Bill Almon hit a two-out, three-run home run off Rich Gossage in the eighth inning to rally Pittsburgh to a 7–6 win over the Padres. Almon’s game-winning homer came after Gossage, who started the inning, walked Mike Brown and gave up a single to Tony Pena. Gossage (2–2) retired the next two hitters before Almon sent the first pitch over the wall in left-center for his fourth homer of the season. Cecilio Guante (2–0) was the winner in relief. Pat Clements, the fourth Pittsburgh pitcher, got his first save despite allowing a run-scoring single to Graig Nettles in the ninth. The Padres took a 3–0 lead in the third on home runs by Steve Garvey and Carmelo Martinez, Garvey’s fourth being a two-run shot. Martinez’s blast was his third of the year. The Pirates tied it with three runs in the fourth on a run-scoring single by Pena and a two-run homer by Jim Morrison. It’s not the baseball that stinks today. A skunk wandered onto the field in the 7th inning at Jack Murphy Stadium and held up the Padres–Pirates game for 7 minutes. The incident gave life to the rumor that a group of skunks live under the stadium, existing on peanuts and other food dropped by fans.

Cubs third baseman Ron Cey hits his 300th and 301st home runs and Chicago scores 4 times in the top of the 9th to beat San Francisco 6–5. Terry Francona, playing his second game for Chicago, capped a four-run ninth inning with a two-run single for the victory.
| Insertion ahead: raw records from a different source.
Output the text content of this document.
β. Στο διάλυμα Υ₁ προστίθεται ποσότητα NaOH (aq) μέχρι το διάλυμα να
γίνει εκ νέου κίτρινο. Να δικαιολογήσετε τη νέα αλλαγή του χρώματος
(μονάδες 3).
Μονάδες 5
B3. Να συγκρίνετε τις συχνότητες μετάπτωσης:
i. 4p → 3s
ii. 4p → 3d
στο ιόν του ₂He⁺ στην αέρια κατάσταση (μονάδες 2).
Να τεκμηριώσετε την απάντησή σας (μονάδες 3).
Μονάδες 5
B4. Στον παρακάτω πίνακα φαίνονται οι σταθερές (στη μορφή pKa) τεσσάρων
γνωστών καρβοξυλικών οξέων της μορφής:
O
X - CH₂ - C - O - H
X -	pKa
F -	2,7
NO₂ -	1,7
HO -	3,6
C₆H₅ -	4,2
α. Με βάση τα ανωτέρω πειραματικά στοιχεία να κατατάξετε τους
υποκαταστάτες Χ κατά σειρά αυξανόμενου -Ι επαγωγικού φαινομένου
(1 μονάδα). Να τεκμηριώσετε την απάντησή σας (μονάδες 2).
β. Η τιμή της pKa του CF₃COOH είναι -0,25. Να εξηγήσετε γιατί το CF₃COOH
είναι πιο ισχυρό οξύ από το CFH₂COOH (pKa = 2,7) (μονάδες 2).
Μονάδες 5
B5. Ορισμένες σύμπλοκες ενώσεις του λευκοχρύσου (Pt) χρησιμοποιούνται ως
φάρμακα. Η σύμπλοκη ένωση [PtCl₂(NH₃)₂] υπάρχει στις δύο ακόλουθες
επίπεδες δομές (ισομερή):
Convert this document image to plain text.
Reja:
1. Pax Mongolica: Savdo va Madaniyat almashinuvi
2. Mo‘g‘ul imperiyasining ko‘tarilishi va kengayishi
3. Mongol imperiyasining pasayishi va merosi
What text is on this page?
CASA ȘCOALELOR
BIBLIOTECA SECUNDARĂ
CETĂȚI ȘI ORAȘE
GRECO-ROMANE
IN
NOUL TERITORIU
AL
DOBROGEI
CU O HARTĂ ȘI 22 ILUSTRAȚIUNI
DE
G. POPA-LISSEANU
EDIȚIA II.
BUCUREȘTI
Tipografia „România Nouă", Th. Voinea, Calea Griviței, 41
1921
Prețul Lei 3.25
Jeff Leonard, a pinch-hitter, hit a two-run homer in a three-run seventh inning to give San Francisco a 4–2 lead. But Jody Davis opened the ninth for Chicago with a walk and Greg Minton (1–2) replaced the starter, Scott Garrelts. The pinch-hitter Davey Lopes blooped a single to right-center and Thad Bosley, another pinch-hitter, hit a run-scoring single to center field that cut San Francisco’s lead to one run. The pinch-hitter Jerry Mumphrey’s single to left tied the game.

The Mariners beat the Blue Jays, 4–2. Alvin Davis collected four hits, including a run-scoring double, and Gorman Thomas drove in two runs for Seattle. The loss was the fourth in five games for Toronto. Mike Morgan, 2–2, making his fourth start and seventh appearance of the season, gave up eight hits, walked two and struck out three in seven innings.

Oakland Athletics 3, Boston Red Sox 4

Cleveland Indians 8, Chicago White Sox 7

New York Mets 4, Cincinnati Reds 1

Minnesota Twins 4, Detroit Tigers 7

Baltimore Orioles 3, Kansas City Royals 2

St. Louis Cardinals 0, Los Angeles Dodgers 3

California Angels 3, Milwaukee Brewers 4

Houston Astros 6, Montreal Expos 7

Texas Rangers 4, New York Yankees 9

Atlanta Braves 10, Philadelphia Phillies 4

Pittsburgh Pirates 7, San Diego Padres 6

Chicago Cubs 6, San Francisco Giants 5

Seattle Mariners 4, Toronto Blue Jays 2


Born:

Homer Bailey, MLB pitcher (Cincinnati Reds, Kansas City Royals, Oakland A’s, Minnesota Twins), in La Grange, Texas.

Pom Klementiff, French actress (“Oldboy”; “Marvel Universe” films), in Quebec City, Quebec, Canada.

Poppy Delevingne, British model and actress (“Kingsman: The Golden Circle”), in London, England, United Kingdom.


Died:

Robert Alda, 72, American actor (“Supertrain”, “By Popular Demand”), father of actor Alan Alda.